From the Baltimore Business Journal:

https://www.bizjournals.com/baltimore/news/2017/10/18/30-years-since-black-monday-local-money-managers.html

Randy McMenamin went into work on Oct. 19, 1987, ready to buy stocks. By the end of the day, he was telling himself, “Holy you know what.”

Thirty years later, Black Monday still remains the biggest single-day stock market collapse in history, partially the result of computer programs automatically selling index futures amid a drop in the markets. The Dow Jones Industrial Average fell more than 500 points, or 23 percent. McMenamin was working on the investment side of Baltimore’s Mercantile-Safe Deposit & Trust Co. at the time. Now a managing director at Hunt Valley-based Tufton Capital Management, McMenamin and other local money managers say they have not forgotten about the infamous day, and they think a big collapse will inevitably occur again one day.
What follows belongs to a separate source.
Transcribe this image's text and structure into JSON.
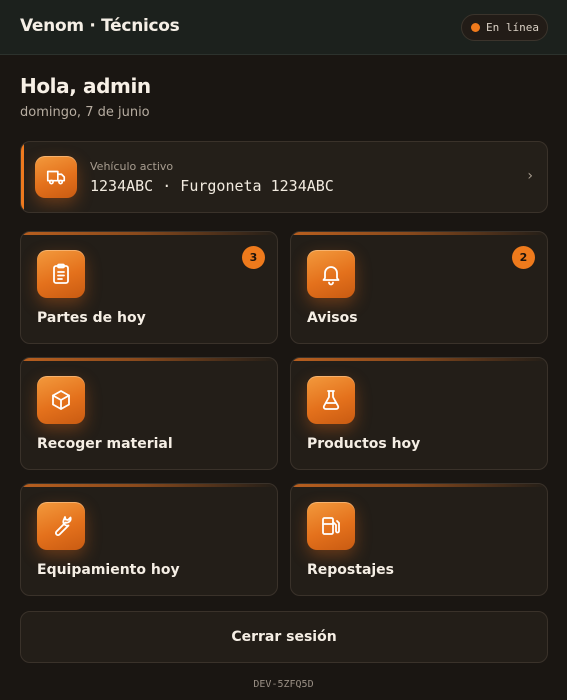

The Friday before Black Monday, the stock market fell 200 points, setting the stage for what was to come. At the time though, McMenamin said he had his team ready to buy stocks on Monday. He had his team compile a list of the 10 or 15 stocks to give to the trader. Later that day, McMenamin asked the head equity trader how things were going, and found out the computer system was clogged because of the selloff. McMenamin canceled the trades.

“I was scared,” McMenamin said. “I was frightened. I came home and my wife and daughters met me outside and were clapping cheering, ‘Daddy’s home.'”

When he turned on the television, he thought the world was coming to an end. The next day, McMenamin said a mentor called him to ask how he was doing. The mentor asked if anyone had died. When McMenamin said no one had died, he realized that the crisis at the time was not permanent and the market would eventually recover.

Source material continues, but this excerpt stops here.